데이터셋만 CIFAR10으로 바꿔주면 될 것 같지만 아래의 에러를 얻는다. 😒

The size of tensor a (16) must match the size of tensor b (32) at non-singleton dimension 3

대충 텐서 크기가 서로 맞지 않아서 연산이 불가능하다는 얘기인데, ResBlock의

  ...
  def forward(self, x):
    ...
    out += self.projection(residual) # residual here!

요 부분이 문제다. 디버그를 해보면 오류가 in_channels != out_channels인 상황에서 일어난다. layer2, layer3의 16 -> 32, 32 -> 64에서 말이다. 이 경우에는 residual과 out이 각각 16 채널, 32 채널이기 때문에 연산이 불가능한 것이다.

사실 처음에 구현한 ResBlock은 완전한 형태가 아니라서 몇가지를 더 구현 해줘야 한다. 이를 위해 Identity 매핑을 하는 IdentityPadding이라는 커스텀 모듈을 만들어주자.

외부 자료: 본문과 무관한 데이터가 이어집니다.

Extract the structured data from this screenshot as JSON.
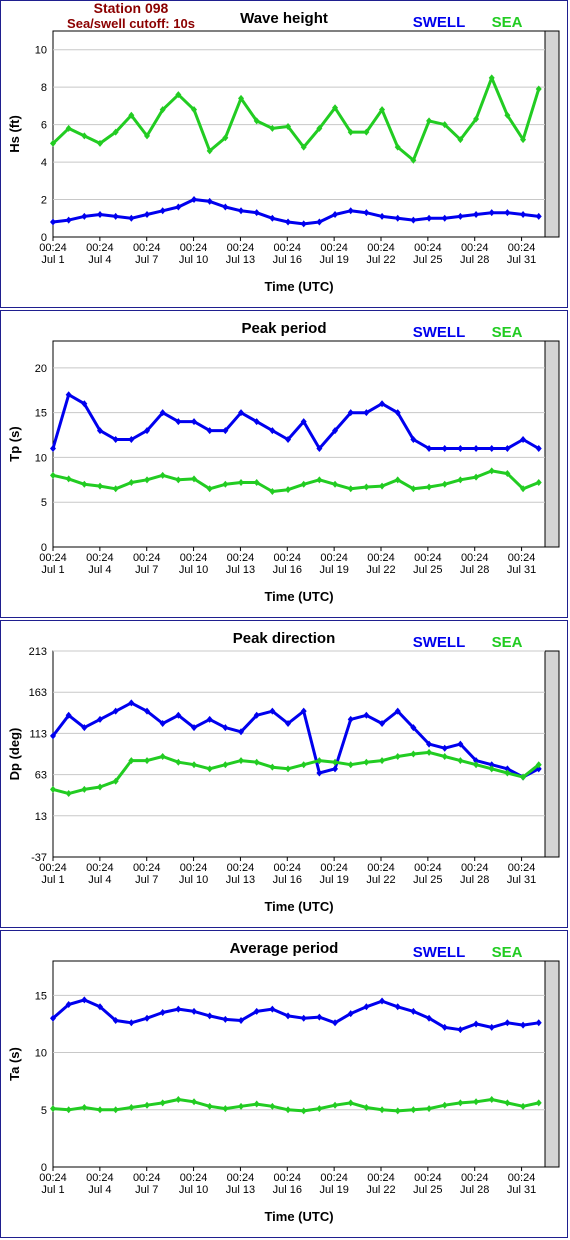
{
  "header": {
    "station": "Station 098",
    "cutoff": "Sea/swell cutoff: 10s"
  },
  "legend": {
    "swell": "SWELL",
    "sea": "SEA"
  },
  "colors": {
    "swell": "#0000ee",
    "sea": "#22cc22",
    "background_band": "#d4d4d4",
    "grid": "#c8c8c8",
    "border": "#1f1f8f",
    "station_text": "#8b0000"
  },
  "chart_data": [
    {
      "type": "line",
      "title": "Wave height",
      "ylabel": "Hs (ft)",
      "xlabel": "Time (UTC)",
      "ylim": [
        0,
        11
      ],
      "yticks": [
        "0",
        "2",
        "4",
        "6",
        "8",
        "10"
      ],
      "xticks_top": [
        "00:24",
        "00:24",
        "00:24",
        "00:24",
        "00:24",
        "00:24",
        "00:24",
        "00:24",
        "00:24",
        "00:24",
        "00:24"
      ],
      "xticks_bottom": [
        "Jul 1",
        "Jul 4",
        "Jul 7",
        "Jul 10",
        "Jul 13",
        "Jul 16",
        "Jul 19",
        "Jul 22",
        "Jul 25",
        "Jul 28",
        "Jul 31"
      ],
      "x_days": [
        1,
        2,
        3,
        4,
        5,
        6,
        7,
        8,
        9,
        10,
        11,
        12,
        13,
        14,
        15,
        16,
        17,
        18,
        19,
        20,
        21,
        22,
        23,
        24,
        25,
        26,
        27,
        28,
        29,
        30,
        31,
        32
      ],
      "grid": true,
      "series": [
        {
          "name": "SWELL",
          "values": [
            0.8,
            0.9,
            1.1,
            1.2,
            1.1,
            1.0,
            1.2,
            1.4,
            1.6,
            2.0,
            1.9,
            1.6,
            1.4,
            1.3,
            1.0,
            0.8,
            0.7,
            0.8,
            1.2,
            1.4,
            1.3,
            1.1,
            1.0,
            0.9,
            1.0,
            1.0,
            1.1,
            1.2,
            1.3,
            1.3,
            1.2,
            1.1
          ]
        },
        {
          "name": "SEA",
          "values": [
            5.0,
            5.8,
            5.4,
            5.0,
            5.6,
            6.5,
            5.4,
            6.8,
            7.6,
            6.8,
            4.6,
            5.3,
            7.4,
            6.2,
            5.8,
            5.9,
            4.8,
            5.8,
            6.9,
            5.6,
            5.6,
            6.8,
            4.8,
            4.1,
            6.2,
            6.0,
            5.2,
            6.3,
            8.5,
            6.5,
            5.2,
            7.9
          ]
        }
      ]
    },
    {
      "type": "line",
      "title": "Peak period",
      "ylabel": "Tp (s)",
      "xlabel": "Time (UTC)",
      "ylim": [
        0,
        23
      ],
      "yticks": [
        "0",
        "5",
        "10",
        "15",
        "20"
      ],
      "xticks_top": [
        "00:24",
        "00:24",
        "00:24",
        "00:24",
        "00:24",
        "00:24",
        "00:24",
        "00:24",
        "00:24",
        "00:24",
        "00:24"
      ],
      "xticks_bottom": [
        "Jul 1",
        "Jul 4",
        "Jul 7",
        "Jul 10",
        "Jul 13",
        "Jul 16",
        "Jul 19",
        "Jul 22",
        "Jul 25",
        "Jul 28",
        "Jul 31"
      ],
      "x_days": [
        1,
        2,
        3,
        4,
        5,
        6,
        7,
        8,
        9,
        10,
        11,
        12,
        13,
        14,
        15,
        16,
        17,
        18,
        19,
        20,
        21,
        22,
        23,
        24,
        25,
        26,
        27,
        28,
        29,
        30,
        31,
        32
      ],
      "grid": true,
      "series": [
        {
          "name": "SWELL",
          "values": [
            11,
            17,
            16,
            13,
            12,
            12,
            13,
            15,
            14,
            14,
            13,
            13,
            15,
            14,
            13,
            12,
            14,
            11,
            13,
            15,
            15,
            16,
            15,
            12,
            11,
            11,
            11,
            11,
            11,
            11,
            12,
            11
          ]
        },
        {
          "name": "SEA",
          "values": [
            8,
            7.6,
            7,
            6.8,
            6.5,
            7.2,
            7.5,
            8,
            7.5,
            7.6,
            6.5,
            7,
            7.2,
            7.2,
            6.2,
            6.4,
            7,
            7.5,
            7,
            6.5,
            6.7,
            6.8,
            7.5,
            6.5,
            6.7,
            7,
            7.5,
            7.8,
            8.5,
            8.2,
            6.5,
            7.2
          ]
        }
      ]
    },
    {
      "type": "line",
      "title": "Peak direction",
      "ylabel": "Dp (deg)",
      "xlabel": "Time (UTC)",
      "ylim": [
        -37,
        213
      ],
      "yticks": [
        "-37",
        "13",
        "63",
        "113",
        "163",
        "213"
      ],
      "xticks_top": [
        "00:24",
        "00:24",
        "00:24",
        "00:24",
        "00:24",
        "00:24",
        "00:24",
        "00:24",
        "00:24",
        "00:24",
        "00:24"
      ],
      "xticks_bottom": [
        "Jul 1",
        "Jul 4",
        "Jul 7",
        "Jul 10",
        "Jul 13",
        "Jul 16",
        "Jul 19",
        "Jul 22",
        "Jul 25",
        "Jul 28",
        "Jul 31"
      ],
      "x_days": [
        1,
        2,
        3,
        4,
        5,
        6,
        7,
        8,
        9,
        10,
        11,
        12,
        13,
        14,
        15,
        16,
        17,
        18,
        19,
        20,
        21,
        22,
        23,
        24,
        25,
        26,
        27,
        28,
        29,
        30,
        31,
        32
      ],
      "grid": true,
      "series": [
        {
          "name": "SWELL",
          "values": [
            110,
            135,
            120,
            130,
            140,
            150,
            140,
            125,
            135,
            120,
            130,
            120,
            115,
            135,
            140,
            125,
            140,
            65,
            70,
            130,
            135,
            125,
            140,
            120,
            100,
            95,
            100,
            80,
            75,
            70,
            60,
            70
          ]
        },
        {
          "name": "SEA",
          "values": [
            45,
            40,
            45,
            48,
            55,
            80,
            80,
            85,
            78,
            75,
            70,
            75,
            80,
            78,
            72,
            70,
            75,
            80,
            78,
            75,
            78,
            80,
            85,
            88,
            90,
            85,
            80,
            75,
            70,
            65,
            60,
            75
          ]
        }
      ]
    },
    {
      "type": "line",
      "title": "Average period",
      "ylabel": "Ta (s)",
      "xlabel": "Time (UTC)",
      "ylim": [
        0,
        18
      ],
      "yticks": [
        "0",
        "5",
        "10",
        "15"
      ],
      "xticks_top": [
        "00:24",
        "00:24",
        "00:24",
        "00:24",
        "00:24",
        "00:24",
        "00:24",
        "00:24",
        "00:24",
        "00:24",
        "00:24"
      ],
      "xticks_bottom": [
        "Jul 1",
        "Jul 4",
        "Jul 7",
        "Jul 10",
        "Jul 13",
        "Jul 16",
        "Jul 19",
        "Jul 22",
        "Jul 25",
        "Jul 28",
        "Jul 31"
      ],
      "x_days": [
        1,
        2,
        3,
        4,
        5,
        6,
        7,
        8,
        9,
        10,
        11,
        12,
        13,
        14,
        15,
        16,
        17,
        18,
        19,
        20,
        21,
        22,
        23,
        24,
        25,
        26,
        27,
        28,
        29,
        30,
        31,
        32
      ],
      "grid": true,
      "series": [
        {
          "name": "SWELL",
          "values": [
            13.0,
            14.2,
            14.6,
            14.0,
            12.8,
            12.6,
            13.0,
            13.5,
            13.8,
            13.6,
            13.2,
            12.9,
            12.8,
            13.6,
            13.8,
            13.2,
            13.0,
            13.1,
            12.6,
            13.4,
            14.0,
            14.5,
            14.0,
            13.6,
            13.0,
            12.2,
            12.0,
            12.5,
            12.2,
            12.6,
            12.4,
            12.6
          ]
        },
        {
          "name": "SEA",
          "values": [
            5.1,
            5.0,
            5.2,
            5.0,
            5.0,
            5.2,
            5.4,
            5.6,
            5.9,
            5.7,
            5.3,
            5.1,
            5.3,
            5.5,
            5.3,
            5.0,
            4.9,
            5.1,
            5.4,
            5.6,
            5.2,
            5.0,
            4.9,
            5.0,
            5.1,
            5.4,
            5.6,
            5.7,
            5.9,
            5.6,
            5.3,
            5.6
          ]
        }
      ]
    }
  ]
}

class IdentityPadding(nn.Module):
  def __init__(self, in_channels, out_channels, stride):
    super(IdentityPadding, self).__init__()
    self.identity = nn.MaxPool2d(1, stride=stride) # 해설 참조
    self.num_zero_pads = out_channels - in_channels
  
  def forward(self, x):
    out = F.pad(x, (0, 0, 0, 0, 0, self.num_zero_pads), value=0.0)
    out = self.identity(out)
    return out

이 모듈은 out_channels이 in_channels 보다 크다면 여분의 채널을 zero로 padding 해주는 매핑 layer다. 코드를 살펴보면,

self.identity = nn.MaxPool2d(1, stride=stride)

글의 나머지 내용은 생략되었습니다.